One of the benefits of being part of BHEA is the new friendships and connections that we've all made. Having a network of moms who've felt led to give their kids a Christ-centered education is vitally important whether it is your first year or whether you're considered a "veteran" homeschooler. The kids have also really enjoyed having friends who are "like" them. For so long, I was very intentional about them having friends who were in public and private schools. It seemed (and still does seem) important for them to not have an elitist mentality concerning education and that they have a variety of friends.
However, I underestimated that as they got older it would be very important to them to have friends with a similar lifestyle.
Because in reality, homeschooling is a lifestyle.
It is not something contained in hours, days of the week, or on book shelves.
No two families do it the same or even have exactly the same motivations behind their decision.
*It amuses me when people group us together
Back to my point, my children have needed to have friends (not just the few at our church) who are being home schooled, too.

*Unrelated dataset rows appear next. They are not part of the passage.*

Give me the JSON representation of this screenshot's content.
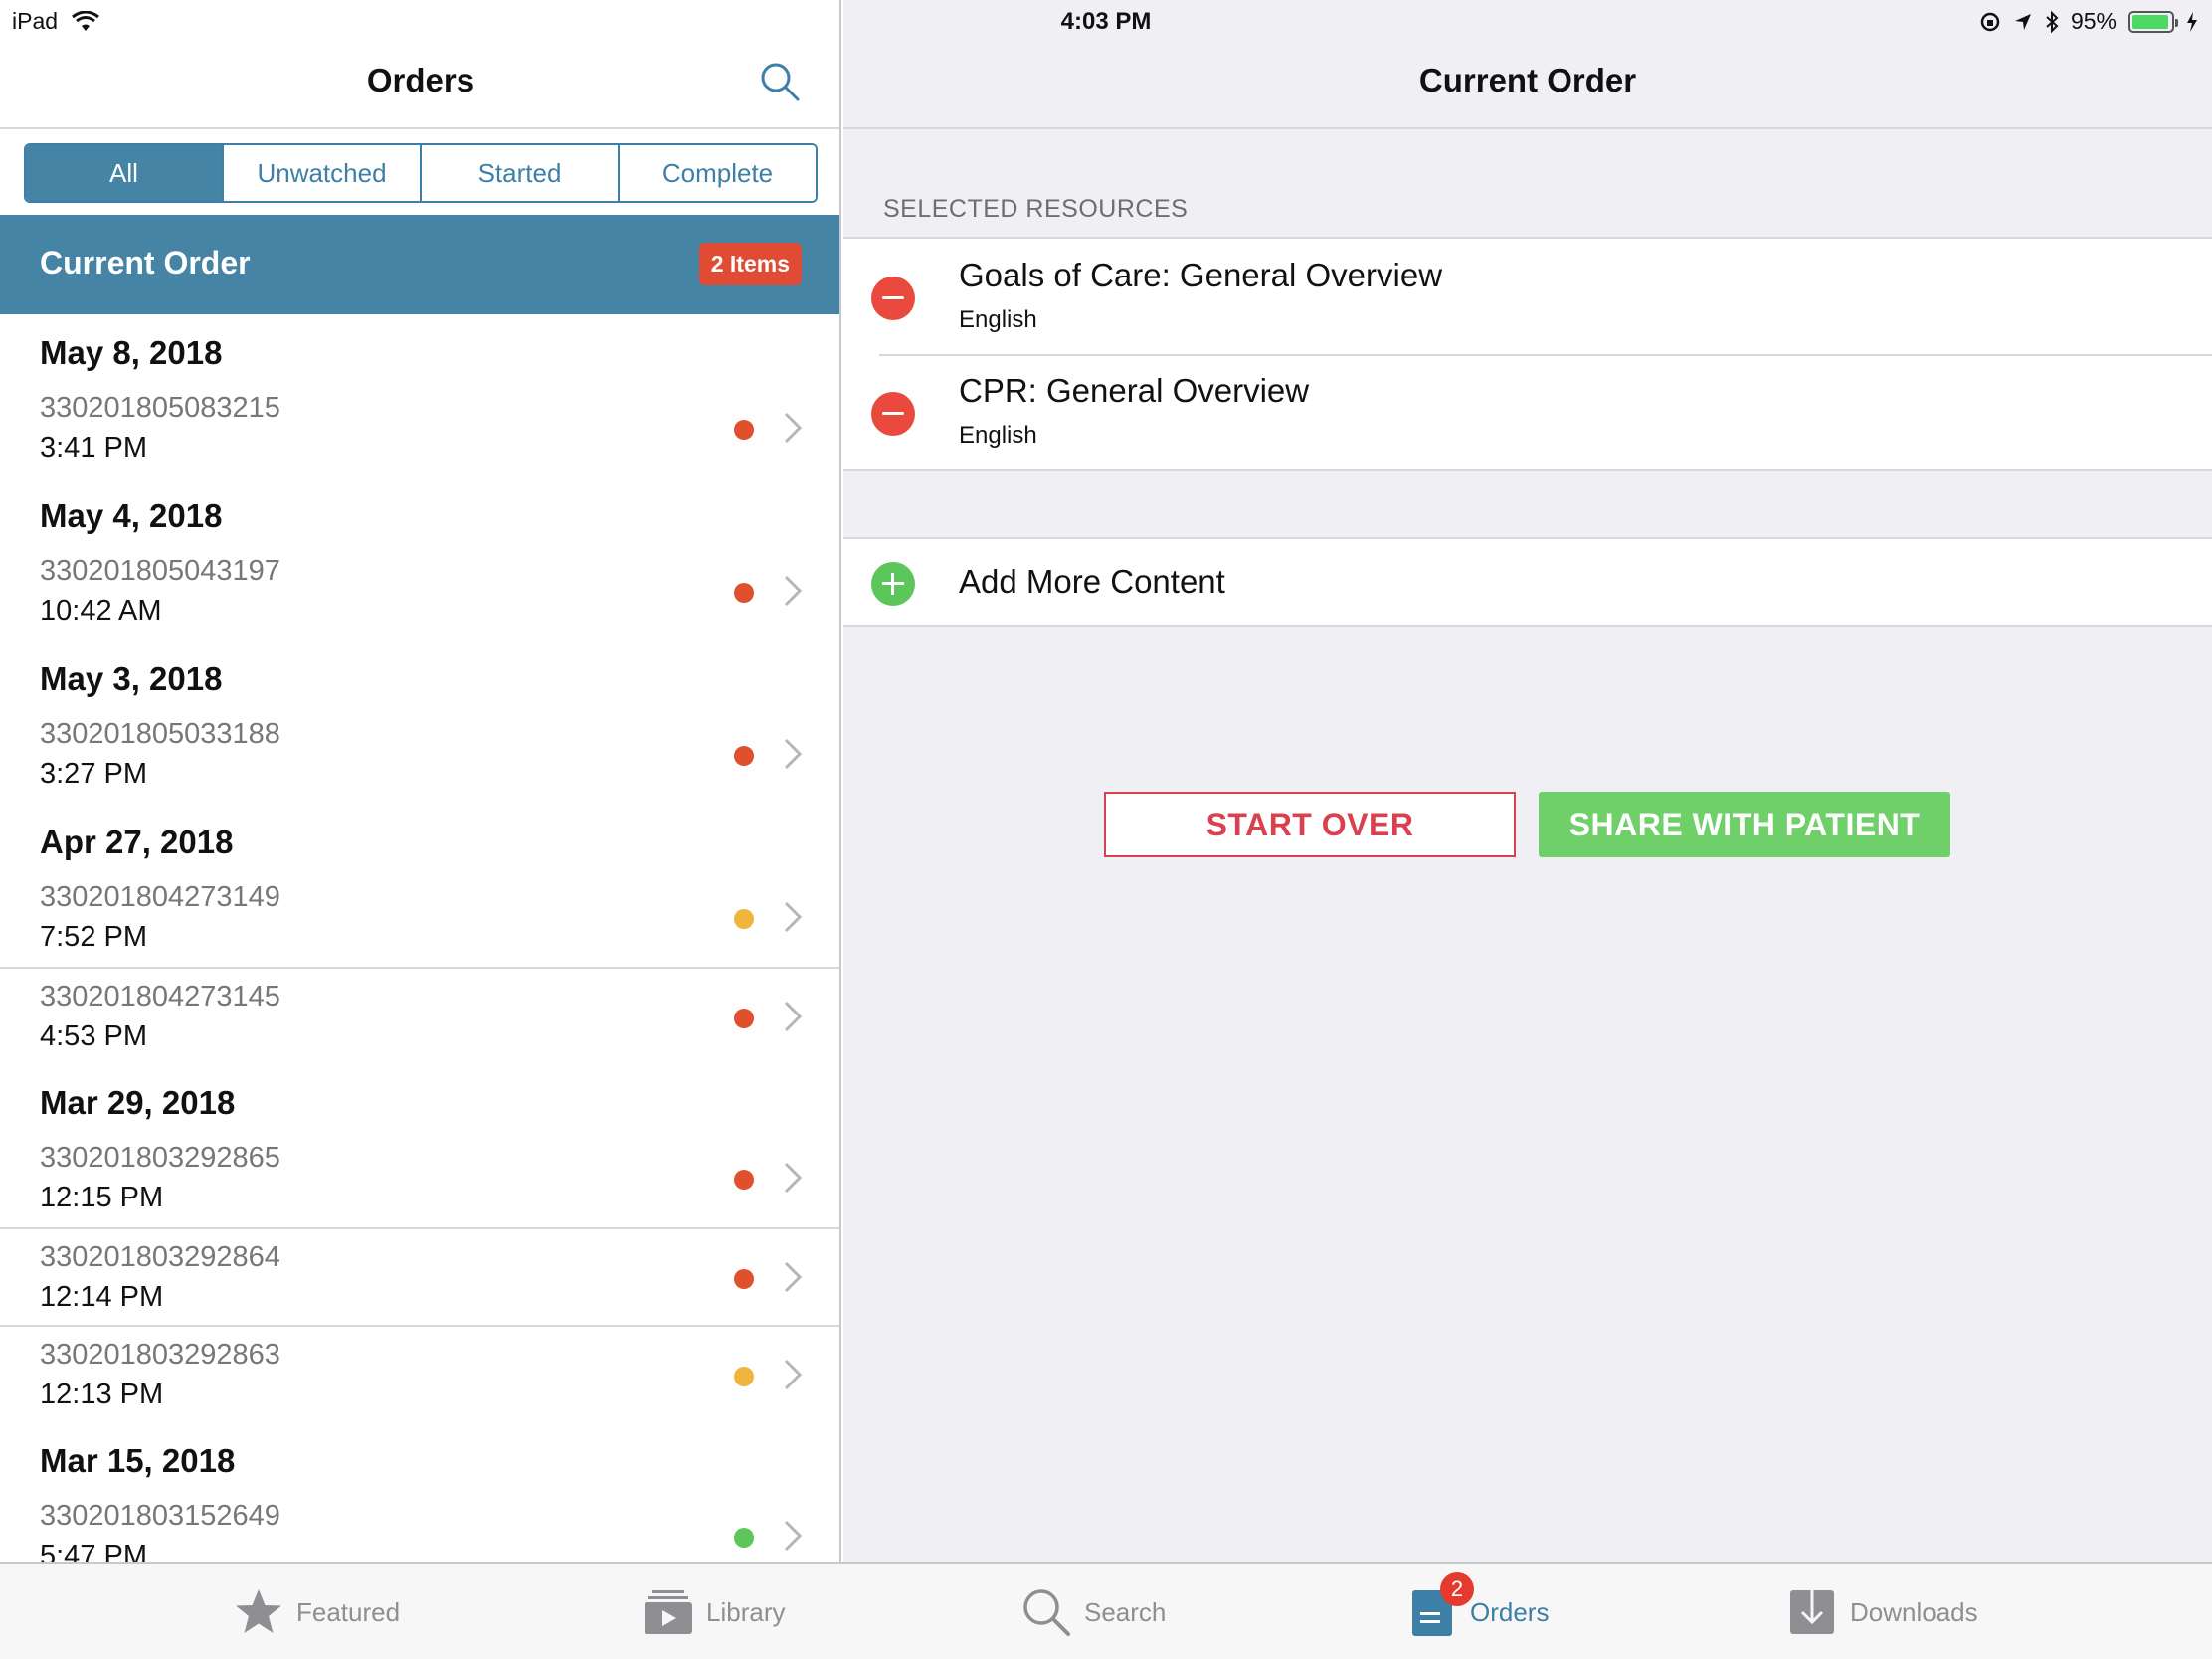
{
  "status_bar": {
    "device": "iPad",
    "time": "4:03 PM",
    "battery_percent": "95%",
    "battery_level": 0.95
  },
  "left_pane": {
    "title": "Orders",
    "segments": [
      "All",
      "Unwatched",
      "Started",
      "Complete"
    ],
    "selected_segment": "All",
    "current_order": {
      "label": "Current Order",
      "badge": "2 Items"
    },
    "groups": [
      {
        "date": "May 8, 2018",
        "orders": [
          {
            "id": "330201805083215",
            "time": "3:41 PM",
            "status_color": "#e0502c"
          }
        ]
      },
      {
        "date": "May 4, 2018",
        "orders": [
          {
            "id": "330201805043197",
            "time": "10:42 AM",
            "status_color": "#e0502c"
          }
        ]
      },
      {
        "date": "May 3, 2018",
        "orders": [
          {
            "id": "330201805033188",
            "time": "3:27 PM",
            "status_color": "#e0502c"
          }
        ]
      },
      {
        "date": "Apr 27, 2018",
        "orders": [
          {
            "id": "330201804273149",
            "time": "7:52 PM",
            "status_color": "#efb53e"
          },
          {
            "id": "330201804273145",
            "time": "4:53 PM",
            "status_color": "#e0502c"
          }
        ]
      },
      {
        "date": "Mar 29, 2018",
        "orders": [
          {
            "id": "330201803292865",
            "time": "12:15 PM",
            "status_color": "#e0502c"
          },
          {
            "id": "330201803292864",
            "time": "12:14 PM",
            "status_color": "#e0502c"
          },
          {
            "id": "330201803292863",
            "time": "12:13 PM",
            "status_color": "#efb53e"
          }
        ]
      },
      {
        "date": "Mar 15, 2018",
        "orders": [
          {
            "id": "330201803152649",
            "time": "5:47 PM",
            "status_color": "#5cc65b"
          }
        ]
      }
    ]
  },
  "right_pane": {
    "title": "Current Order",
    "section_header": "SELECTED RESOURCES",
    "resources": [
      {
        "title": "Goals of Care: General Overview",
        "language": "English"
      },
      {
        "title": "CPR: General Overview",
        "language": "English"
      }
    ],
    "add_more_label": "Add More Content",
    "start_over_label": "START OVER",
    "share_label": "SHARE WITH PATIENT"
  },
  "tab_bar": {
    "items": [
      {
        "label": "Featured",
        "icon": "star-icon"
      },
      {
        "label": "Library",
        "icon": "library-icon"
      },
      {
        "label": "Search",
        "icon": "search-icon"
      },
      {
        "label": "Orders",
        "icon": "orders-icon",
        "badge": "2",
        "active": true
      },
      {
        "label": "Downloads",
        "icon": "downloads-icon"
      }
    ]
  },
  "colors": {
    "accent": "#4584a5",
    "danger": "#ea4a3d",
    "success": "#5cc65b",
    "badge": "#e04b33"
  }
}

Middle school particularly is filled with peer pressure, insecurity, and the desire to not be different. My middle schooler was feeling insecure about being hm schl'd and definitely felt a pressure to conform. This was really nothing new, it just intensified. She's had curiosity for years and the grass seemed greener for her friends in public school. I totally understood her feelings, but it didn't change my convictions about education.
We've had a few years of fighting and lots of frustration. This spring, it seemed that the best solution would be that she go to school next year. Going and experiencing "real school" for herself would clear up all the questions she's had and maybe she would be thrive.
Something had to give and it wasn't going to be my sanity.
After being involved with American Heritage Girls and BHEA this past school year, Tater has decided that she wants to continue being homeschooled. Her decision is based not only on what her friends have told her about the "reality" of school, but I know it also is because she has many girlfriends who are being educated like her. Not feeling like the only one has really made a difference.
If I could do it over, I would have joined a support group long ago.
Learn from my mistake. Moms, don't underestimate the emotional needs of your kids to have friends that are "like" them. Church peeps and neighbors may not be enough. Your friends' kids may not either. We all need different relationships for various reasons.